The snow storm which dumped upwards of 30" on the DC area has been nicknamed "Snowmageddon" by President Obama, though I prefer "Snowpocolypse," but whatever. I have had an easier time than most, dealing with the inclement weather, as I really don't need to drive anywhere. I did do the "stocking up on supplies" thing on Thursday, the day before the storm hit. When I arrived at the Shoppers Food Warehouse, where I do such shopping, the place was so packed that there was not even a cart available (this branch has hundreds). I walked into the store, took one look at the lines at the checkout, and walked back out again. I drove instead to one of those Harris Teeters located in a parking garage (what's up with that trend?), where there were plenty of shopping carts and many fewer shoppers.
I think I have enough food to last until Easter. I settled in Friday night to enjoy the snow. I am by nature a hibernator, so being stranded in my condo for several days in a row held no fear for me. I was sorry to lose the rehearsals we had scheduled for the weekend; more on that in a mo'.
The storm affected just about every theatre in town, to one degree or another. My poor Wayside Theatre, which has been plagued with weather-related cancellations this winter, lost their weekend of The Buddy Holly Story, which is expected to be a big hit. But not if no one can get to the theatre. Closer to home, the Kennedy Center shut down for the whole weekend, releasing all those Shear Madness folks into the wild.
Even the mighty Shakespeare Theatre Company had to cancel several previews for their upcoming rep. I bet they tore their hair out over that; the Shakes hates cancelling performances for any reason.
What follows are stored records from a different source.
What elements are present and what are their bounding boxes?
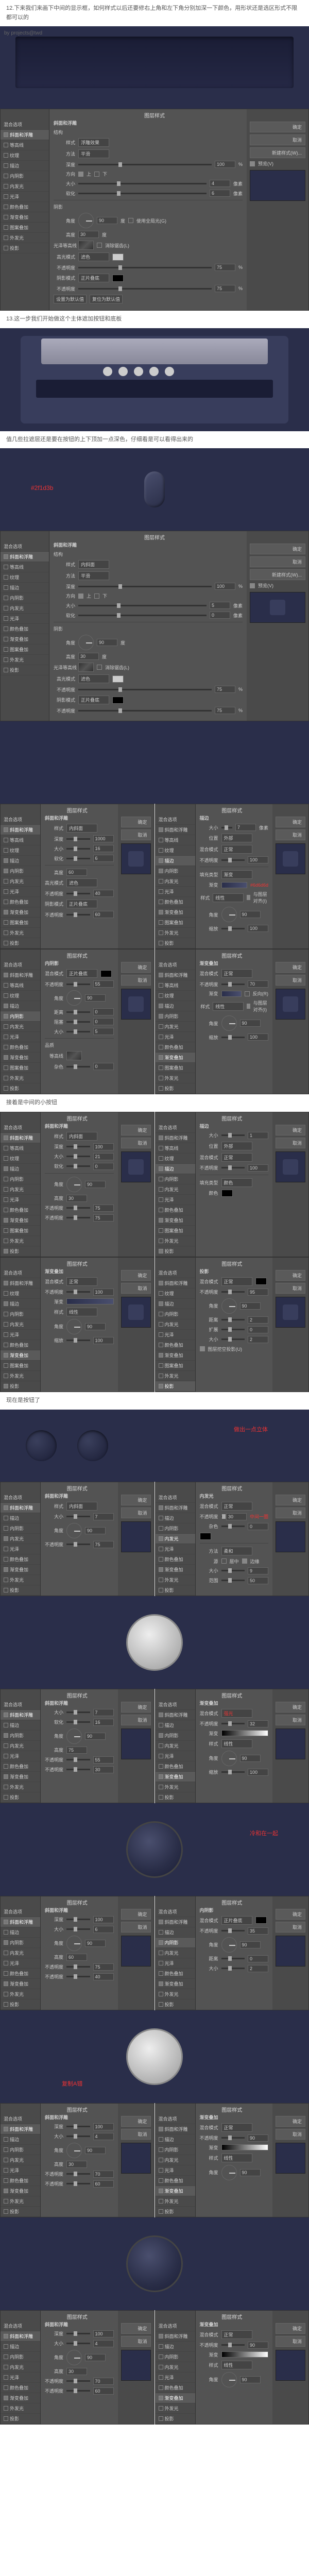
layer-style-panel-6b: 图层样式 混合选项 斜面和浮雕 纹理 描边 内阴影 内发光 光泽 颜色叠加 渐变… (155, 1257, 309, 1392)
step-13-text: 13.这一步我们开始做这个主体遮加按钮和底板 (0, 311, 309, 328)
panel-title: 图层样式 (144, 111, 165, 119)
illustration-bigknob-2: 冷和在一起 (0, 1803, 309, 1896)
illustration-bigknob-1 (0, 1596, 309, 1689)
style-contour[interactable]: 等高线 (1, 140, 49, 150)
layer-style-panel-1: 图层样式 混合选项 斜面和浮雕 等高线 纹理 描边 内阴影 内发光 光泽 颜色叠… (0, 109, 309, 311)
layer-style-panel-5b: 图层样式 混合选项 斜面和浮雕 等高线 纹理 描边 内阴影 内发光 光泽 颜色叠… (155, 1112, 309, 1257)
illustration-knobs: 做出一点立体 (0, 1410, 309, 1482)
styles-list: 混合选项 斜面和浮雕 等高线 纹理 描边 内阴影 内发光 光泽 颜色叠加 渐变叠… (1, 109, 49, 310)
layer-style-panel-2: 图层样式 混合选项 斜面和浮雕 等高线 纹理 描边 内阴影 内发光 光泽 颜色叠… (0, 531, 309, 721)
illustration-radio (0, 328, 309, 431)
layer-style-panel-6a: 图层样式 混合选项 斜面和浮雕 纹理 描边 内阴影 内发光 光泽 颜色叠加 渐变… (0, 1257, 154, 1392)
step-13b-text: 值几些拉遮层还是要在按钮的上下顶加一点深色，仔细看是可以看得出来的 (0, 431, 309, 449)
layer-style-panel-11a: 图层样式 混合选项 斜面和浮雕 描边 内阴影 内发光 光泽 颜色叠加 渐变叠加 … (0, 2310, 154, 2425)
layer-style-panel-8a: 图层样式 混合选项 斜面和浮雕 描边 内阴影 内发光 光泽 颜色叠加 渐变叠加 … (0, 1689, 154, 1803)
angle-dial[interactable] (78, 213, 94, 228)
style-pattern-ov[interactable]: 图案叠加 (1, 223, 49, 233)
new-style-button[interactable]: 新建样式(W)... (250, 147, 305, 158)
tech-select[interactable]: 平滑 (78, 149, 109, 158)
default-button[interactable]: 设置为默认值 (54, 295, 87, 303)
red-note: 冷和在一起 (250, 1829, 278, 1837)
layer-style-panel-10b: 图层样式 混合选项 斜面和浮雕 描边 内阴影 内发光 光泽 颜色叠加 渐变叠加 … (155, 2103, 309, 2217)
style-color-ov[interactable]: 颜色叠加 (1, 202, 49, 212)
layer-style-panel-9b: 图层样式 混合选项 斜面和浮雕 描边 内阴影 内发光 光泽 颜色叠加 渐变叠加 … (155, 1896, 309, 2010)
style-drop-shadow[interactable]: 投影 (1, 243, 49, 253)
style-blend[interactable]: 混合选项 (1, 120, 49, 130)
illustration-dark (0, 721, 309, 804)
cancel-button[interactable]: 取消 (250, 134, 305, 145)
ok-button[interactable]: 确定 (250, 122, 305, 132)
color-note: #2f1d3b (31, 484, 53, 492)
illustration-bigknob-3: 复制A错 (0, 2010, 309, 2103)
layer-style-panel-3a: 图层样式 混合选项 斜面和浮雕 等高线 纹理 描边 内阴影 内发光 光泽 颜色叠… (0, 804, 154, 949)
layer-style-panel-3b: 图层样式 混合选项 斜面和浮雕 等高线 纹理 描边 内阴影 内发光 光泽 颜色叠… (155, 804, 309, 949)
red-note: 复制A错 (62, 2079, 82, 2088)
illustration-bigknob-4 (0, 2217, 309, 2310)
layer-style-panel-9a: 图层样式 混合选项 斜面和浮雕 描边 内阴影 内发光 光泽 颜色叠加 渐变叠加 … (0, 1896, 154, 2010)
bevel-settings: 斜面和浮雕 结构 样式浮雕效果 方法平滑 深度100% 方向上下 大小4像素 软… (49, 109, 247, 310)
depth-input[interactable]: 100 (215, 161, 235, 168)
step-13c-text: 接着是中间的小按钮 (0, 1094, 309, 1112)
layer-style-panel-7b: 图层样式 混合选项 斜面和浮雕 描边 内阴影 内发光 光泽 颜色叠加 渐变叠加 … (155, 1482, 309, 1596)
layer-style-panel-7a: 图层样式 混合选项 斜面和浮雕 描边 内阴影 内发光 光泽 颜色叠加 渐变叠加 … (0, 1482, 154, 1596)
watermark: by projects@twd (4, 30, 42, 36)
illustration-button: #2f1d3b (0, 448, 309, 531)
step-12-text: 12.下来我们来画下中间的显示框，如何样式以后还要修右上角和左下角分别加深一下颜… (0, 0, 309, 26)
style-stroke[interactable]: 描边 (1, 161, 49, 171)
depth-slider[interactable] (78, 164, 212, 165)
knob-text: 现在是按钮了 (0, 1392, 309, 1410)
layer-style-panel-4a: 图层样式 混合选项 斜面和浮雕 等高线 纹理 描边 内阴影 内发光 光泽 颜色叠… (0, 949, 154, 1094)
layer-style-panel-8b: 图层样式 混合选项 斜面和浮雕 描边 内阴影 内发光 光泽 颜色叠加 渐变叠加 … (155, 1689, 309, 1803)
layer-style-panel-10a: 图层样式 混合选项 斜面和浮雕 描边 内阴影 内发光 光泽 颜色叠加 渐变叠加 … (0, 2103, 154, 2217)
style-grad-ov[interactable]: 渐变叠加 (1, 212, 49, 223)
style-select[interactable]: 浮雕效果 (78, 138, 109, 147)
style-inner-shadow[interactable]: 内阴影 (1, 171, 49, 181)
red-note: #6d6d6d (250, 883, 268, 888)
gloss-contour[interactable] (78, 241, 94, 250)
reset-button[interactable]: 复位为默认值 (90, 295, 123, 303)
style-bevel[interactable]: 斜面和浮雕 (1, 130, 49, 140)
style-outer-glow[interactable]: 外发光 (1, 233, 49, 243)
red-note: 做出一点立体 (234, 1425, 268, 1433)
layer-style-panel-5a: 图层样式 混合选项 斜面和浮雕 等高线 纹理 描边 内阴影 内发光 光泽 颜色叠… (0, 1112, 154, 1257)
illustration-display: by projects@twd (0, 26, 309, 109)
layer-style-panel-4b: 图层样式 混合选项 斜面和浮雕 等高线 纹理 描边 内阴影 内发光 光泽 颜色叠… (155, 949, 309, 1094)
preview-box (250, 170, 305, 201)
style-texture[interactable]: 纹理 (1, 150, 49, 161)
style-inner-glow[interactable]: 内发光 (1, 181, 49, 192)
style-satin[interactable]: 光泽 (1, 192, 49, 202)
layer-style-panel-11b: 图层样式 混合选项 斜面和浮雕 描边 内阴影 内发光 光泽 颜色叠加 渐变叠加 … (155, 2310, 309, 2425)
I am recalling the year I worked there, back in the late 90s, when a huge snow storm similar to this one shut down the city. We were in performance with Henry V, starring that fine classical actor Harry Hamlin, and the theatre was forced to cancel one single performance. Cleanup had barely begun when it was announced that Henry was back on the next night, the only theatre in town to reopen so quickly. Hamlin himself was dispatched to local radio stations to promote the show, and urge patrons to brave the weather and attend. We got wild applause as soon as the curtain rose that night, and the actors spontaneously applauded the audience in return. It was a memorable moment.
I seem to have digressed into Memoryland. It occurs to me that The Shakes is coincidentally previewing Henry V right now; I wonder if anyone at the theatre has noticed that when they do that play, weather wreaks havoc. I noticed that the theatre did not cancel Sunday night, with hugely discounted tickets (10 bucks for all seats! That's a savings of about 65 dollars) made available to try to paper the house.
Rehearsals all over town were affected by the storm, too. Those cannibals over at Signature Theatre in Shirlington planned ahead, and put all their cast and crew in a hotel for the weekend. They were in the midst of tech for Sweeney Todd, and if there is any show which cannot afford to lose tech rehearsals, Sweeney Todd is it. Their previews begin this week; I heard their final invited dress on Sunday was a success.
I haven't heard what the end result was over at Adventure Theatre in Echo Park, but they were also teching their show, scheduled to open this week as well. Someone said the theatre actually lost power, so absolutely no progress could be made there.
My buddy Steve Carpenter is also in tech, for Mauritius at Bay Theatre in Annapolis. Usually a large number of actors and techies live in DC, and the commute between the two cities was impossible for most of the weekend. The theatre announced yesterday that the show's opening night has been postponed.
Which brings me to my own show, Lord Arthur Savile's Crime at the Washington Stage Guild. We have lost three rehearsal days so far, but the greater loss has been a technical one. The company's new space, a charming spot attached to a Methodist church, was used for years by a community theatre. The Stage Guild has higher production standards, of course, so some pretty substantial improvements have been planned to make the theatre more appropriate for professional productions. Namely, a lighting grid and new floor were to be delivered and installed this weekend; that, as you can guess, did not happen due to the storm. After careful deliberation (hopefully over some Jameson's), our glorious leaders Ann and Bill decided that the show's opening should be postponed a week. These technical aspects must be handled, and there are question marks regarding when the large delivery trucks can use the city streets again. There are mountains of snow on every corner and lining every curb, making negotiating the streets very problematic.
For now, we wait, and hope that the dire predictions regarding the next storm, scheduled for tomorrow and possibly going to dump another 10-20 inches of snow, are exaggerated. Snowmageddon may have a sequel.